I should clarify that by "filter" I mean a birefringent filter such as calcite, where the photon decides on one of two paths based on its polarization. Two detectors, one in each path, determines which was taken by the photon. So the compound setup of filter + 2 detectors is in effect the "detector that measures spin" that you refer to.

The juicy secrets are safe.

The data goes across the wire unencrypted, the quantum system just detects a man-in-the-middle attack. [...] If someone comes up with a technique for reading the data without interference (like the article says), then you're screwed.

Not really: this is why they only transmit the key across the quantum crypto link. Any bits that are intercepted are known and are simply not used. The actually interesting information is then transmitted across a classical link of any type and is encrypted using the quantum link-exchanged key. If you transmit a OTP-sized key across the quantum link and discard any bits that were intercepted, then there is no theoretical (or practical) way to decrypt the subsequent OTP-encrypted data exchange. That is to say, there is no way to intercept any of their juicy, juicy secrets.

PS. The commonly accepted mental image to associate with juicy secrets is a multi-colored wad of saliva-soaked chewing gum, approximately fifty pieces in mass, each piece from a different person. Now, imagine squeezing it in your hand and feeling the saliva running through your fingers and down your arm in a lukewarm manner somewhat evocative of mucus. Observe the rivulets of drool as they run together and eventually start to drip off your elbow in a slightly viscous manner. This is why people always have the urge to share juicy secrets!

Re:So, quantum cryptography is fundamentally flawe

[MoeDumb]

Screw quantum, I'm sticking with ROT-13.

Guess I don't read enough crypto talk

I guess I don't read crypto examples enough the first time I read this, I didn't get what the reference was.

I... I feel dumb now.

Re:So, quantum cryptography is fundamentally flawe

[Interoperable]

Quantum cryptography really isn't being proposed as a practical solution right now (hush, don't tell Id Quantique) but what's fun about it is that it's theoretically secure. If the person whose wrist your briefcase of disks is handcuffed to is bought out, you'd never know it and your enemies just gained access to all your secure communications. Two to four decades from now quantum cryptography might be practically competitive with carrying disks around, but for now, it's just for fun.

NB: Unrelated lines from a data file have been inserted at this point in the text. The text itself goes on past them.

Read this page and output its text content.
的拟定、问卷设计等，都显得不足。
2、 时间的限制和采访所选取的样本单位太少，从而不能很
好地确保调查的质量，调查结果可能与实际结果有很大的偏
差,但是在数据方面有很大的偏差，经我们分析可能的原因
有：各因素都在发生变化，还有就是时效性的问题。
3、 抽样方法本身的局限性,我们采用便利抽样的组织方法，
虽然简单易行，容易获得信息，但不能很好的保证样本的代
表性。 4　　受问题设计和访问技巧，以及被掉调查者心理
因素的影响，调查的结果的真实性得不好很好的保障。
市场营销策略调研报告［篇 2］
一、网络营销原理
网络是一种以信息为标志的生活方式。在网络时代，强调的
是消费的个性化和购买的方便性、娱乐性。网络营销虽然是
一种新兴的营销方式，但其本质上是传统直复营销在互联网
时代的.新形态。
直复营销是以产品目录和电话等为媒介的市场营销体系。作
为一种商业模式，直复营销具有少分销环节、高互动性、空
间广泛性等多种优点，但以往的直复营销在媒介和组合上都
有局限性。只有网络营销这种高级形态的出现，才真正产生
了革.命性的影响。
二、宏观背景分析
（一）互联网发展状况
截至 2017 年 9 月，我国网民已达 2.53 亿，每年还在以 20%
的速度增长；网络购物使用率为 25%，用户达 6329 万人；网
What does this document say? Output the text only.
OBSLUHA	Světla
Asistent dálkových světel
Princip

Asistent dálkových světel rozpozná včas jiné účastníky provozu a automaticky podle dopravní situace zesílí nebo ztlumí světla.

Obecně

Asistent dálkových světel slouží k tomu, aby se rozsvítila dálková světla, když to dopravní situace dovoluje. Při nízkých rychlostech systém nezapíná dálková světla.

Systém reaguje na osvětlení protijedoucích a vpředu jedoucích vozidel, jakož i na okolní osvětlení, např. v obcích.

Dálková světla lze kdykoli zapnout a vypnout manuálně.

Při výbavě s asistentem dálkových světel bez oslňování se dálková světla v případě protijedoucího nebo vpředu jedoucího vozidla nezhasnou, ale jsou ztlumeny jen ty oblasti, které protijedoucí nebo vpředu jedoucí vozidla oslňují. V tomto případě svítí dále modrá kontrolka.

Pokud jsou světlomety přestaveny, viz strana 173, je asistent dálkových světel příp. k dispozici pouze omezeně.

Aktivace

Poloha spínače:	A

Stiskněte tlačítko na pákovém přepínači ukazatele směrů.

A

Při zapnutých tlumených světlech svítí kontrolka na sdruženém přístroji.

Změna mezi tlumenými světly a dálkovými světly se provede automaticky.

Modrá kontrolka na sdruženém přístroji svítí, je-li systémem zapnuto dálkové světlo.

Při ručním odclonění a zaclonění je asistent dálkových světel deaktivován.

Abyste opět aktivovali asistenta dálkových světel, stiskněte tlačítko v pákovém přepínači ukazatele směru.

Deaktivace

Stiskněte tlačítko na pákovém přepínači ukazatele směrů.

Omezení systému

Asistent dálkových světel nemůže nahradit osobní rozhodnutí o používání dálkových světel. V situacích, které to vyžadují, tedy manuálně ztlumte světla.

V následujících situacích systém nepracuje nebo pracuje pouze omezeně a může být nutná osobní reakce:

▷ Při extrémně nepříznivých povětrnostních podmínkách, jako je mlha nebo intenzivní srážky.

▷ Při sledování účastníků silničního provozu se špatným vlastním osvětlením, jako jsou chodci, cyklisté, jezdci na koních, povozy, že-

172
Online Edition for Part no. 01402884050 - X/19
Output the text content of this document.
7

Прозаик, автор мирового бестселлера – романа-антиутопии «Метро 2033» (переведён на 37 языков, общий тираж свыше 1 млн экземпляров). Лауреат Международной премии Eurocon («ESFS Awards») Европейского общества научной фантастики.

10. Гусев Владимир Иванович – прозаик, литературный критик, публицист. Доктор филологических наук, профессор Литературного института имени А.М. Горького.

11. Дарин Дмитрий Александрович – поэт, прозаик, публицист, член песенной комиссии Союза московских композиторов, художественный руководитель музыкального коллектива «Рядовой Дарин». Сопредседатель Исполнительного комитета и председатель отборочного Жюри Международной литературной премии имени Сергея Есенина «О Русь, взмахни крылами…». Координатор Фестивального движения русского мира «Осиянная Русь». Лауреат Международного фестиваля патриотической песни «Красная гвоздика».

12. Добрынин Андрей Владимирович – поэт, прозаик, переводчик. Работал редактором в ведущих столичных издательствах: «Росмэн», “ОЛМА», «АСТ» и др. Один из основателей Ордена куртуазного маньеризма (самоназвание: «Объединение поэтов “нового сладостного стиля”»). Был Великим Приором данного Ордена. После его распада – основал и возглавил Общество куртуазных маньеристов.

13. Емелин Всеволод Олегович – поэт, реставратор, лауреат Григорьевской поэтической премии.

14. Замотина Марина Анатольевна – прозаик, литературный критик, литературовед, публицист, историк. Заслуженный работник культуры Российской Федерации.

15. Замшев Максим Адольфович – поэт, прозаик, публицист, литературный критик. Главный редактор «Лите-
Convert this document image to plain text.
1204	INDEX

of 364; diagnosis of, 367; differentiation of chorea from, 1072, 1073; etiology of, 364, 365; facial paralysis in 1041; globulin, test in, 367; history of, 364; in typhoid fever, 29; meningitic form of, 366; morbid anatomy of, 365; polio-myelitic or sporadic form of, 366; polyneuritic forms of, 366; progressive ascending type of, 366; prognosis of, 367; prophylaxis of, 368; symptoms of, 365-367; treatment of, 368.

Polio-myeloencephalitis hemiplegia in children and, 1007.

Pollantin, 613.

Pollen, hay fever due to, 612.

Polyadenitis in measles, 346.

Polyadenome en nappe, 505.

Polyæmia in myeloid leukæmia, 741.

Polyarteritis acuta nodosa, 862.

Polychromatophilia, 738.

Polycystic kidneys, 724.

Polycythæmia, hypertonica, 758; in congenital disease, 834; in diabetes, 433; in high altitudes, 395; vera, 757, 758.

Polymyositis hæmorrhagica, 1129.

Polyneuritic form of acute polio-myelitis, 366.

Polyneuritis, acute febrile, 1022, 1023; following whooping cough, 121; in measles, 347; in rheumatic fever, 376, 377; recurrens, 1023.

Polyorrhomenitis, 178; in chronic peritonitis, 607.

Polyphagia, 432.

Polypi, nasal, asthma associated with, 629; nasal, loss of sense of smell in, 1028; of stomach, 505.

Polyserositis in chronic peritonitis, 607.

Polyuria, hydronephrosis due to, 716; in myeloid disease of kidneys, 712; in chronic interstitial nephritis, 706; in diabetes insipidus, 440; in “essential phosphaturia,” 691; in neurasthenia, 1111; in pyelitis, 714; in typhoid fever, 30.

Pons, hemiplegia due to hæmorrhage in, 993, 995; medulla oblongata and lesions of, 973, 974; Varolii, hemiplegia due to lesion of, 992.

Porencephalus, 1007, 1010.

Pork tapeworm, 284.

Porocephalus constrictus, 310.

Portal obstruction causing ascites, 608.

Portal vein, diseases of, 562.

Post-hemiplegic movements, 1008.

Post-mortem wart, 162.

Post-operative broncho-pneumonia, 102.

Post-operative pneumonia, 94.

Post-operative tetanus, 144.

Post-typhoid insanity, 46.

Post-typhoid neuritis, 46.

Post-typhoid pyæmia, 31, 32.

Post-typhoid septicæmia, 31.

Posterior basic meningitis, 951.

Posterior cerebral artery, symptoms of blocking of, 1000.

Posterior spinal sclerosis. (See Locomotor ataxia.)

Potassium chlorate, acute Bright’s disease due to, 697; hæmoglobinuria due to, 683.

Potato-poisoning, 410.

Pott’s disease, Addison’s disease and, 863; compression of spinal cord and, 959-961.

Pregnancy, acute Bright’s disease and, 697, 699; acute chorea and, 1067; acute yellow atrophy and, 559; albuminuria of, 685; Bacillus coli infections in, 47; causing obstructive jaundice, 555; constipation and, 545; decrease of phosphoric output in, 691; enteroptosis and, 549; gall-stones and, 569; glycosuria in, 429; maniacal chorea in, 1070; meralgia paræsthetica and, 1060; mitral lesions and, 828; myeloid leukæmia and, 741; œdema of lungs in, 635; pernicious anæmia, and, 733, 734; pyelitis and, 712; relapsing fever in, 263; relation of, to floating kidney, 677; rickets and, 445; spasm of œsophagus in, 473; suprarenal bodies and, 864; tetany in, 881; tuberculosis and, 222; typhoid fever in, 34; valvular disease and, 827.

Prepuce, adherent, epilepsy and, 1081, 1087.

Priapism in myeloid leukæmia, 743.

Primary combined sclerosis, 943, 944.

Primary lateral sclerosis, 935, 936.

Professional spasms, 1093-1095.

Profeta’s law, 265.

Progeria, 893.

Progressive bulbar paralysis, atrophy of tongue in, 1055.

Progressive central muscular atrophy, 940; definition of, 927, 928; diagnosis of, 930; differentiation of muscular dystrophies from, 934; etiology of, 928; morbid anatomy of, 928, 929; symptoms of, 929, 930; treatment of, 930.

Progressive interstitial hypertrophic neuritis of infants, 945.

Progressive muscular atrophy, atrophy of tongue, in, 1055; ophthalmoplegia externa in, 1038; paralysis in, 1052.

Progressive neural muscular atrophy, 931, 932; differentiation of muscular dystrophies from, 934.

Re:So, quantum cryptography is fundamentally flawe

Problem is, the drives could be intercepted and copied without your knowledge. Roughly speaking, this is a problem quantum cryptography does not have, due to the no-cloning theorem.

Re:So, quantum cryptography is fundamentally flawe

[TheLink]

> If the person whose wrist your briefcase of disks is handcuffed to is bought out,

1) You would need all three disks to reconstruct the original OTP that will be used.
2) If I send more sets of three and only use some sets, that makes it even harder.
3) I could even send 9 disks over time and over different couriers/channels and then randomly choose different combinations of them to construct the actual OTP.

I have said this before

[mordred99]

Human ingenuity cannot concoct a cipher in which human ingenuity cannot break. --- Edgar Alan Poe

that's what arrogance gets ya.

wait... what? arrogant researchers who proclaimed to find something that's the perfect, flawless, definite solution to a problem are wrong? holy geocentrism, batman! get the global warming phlogiston spontaneous generation out of here! AI singularity in 2008!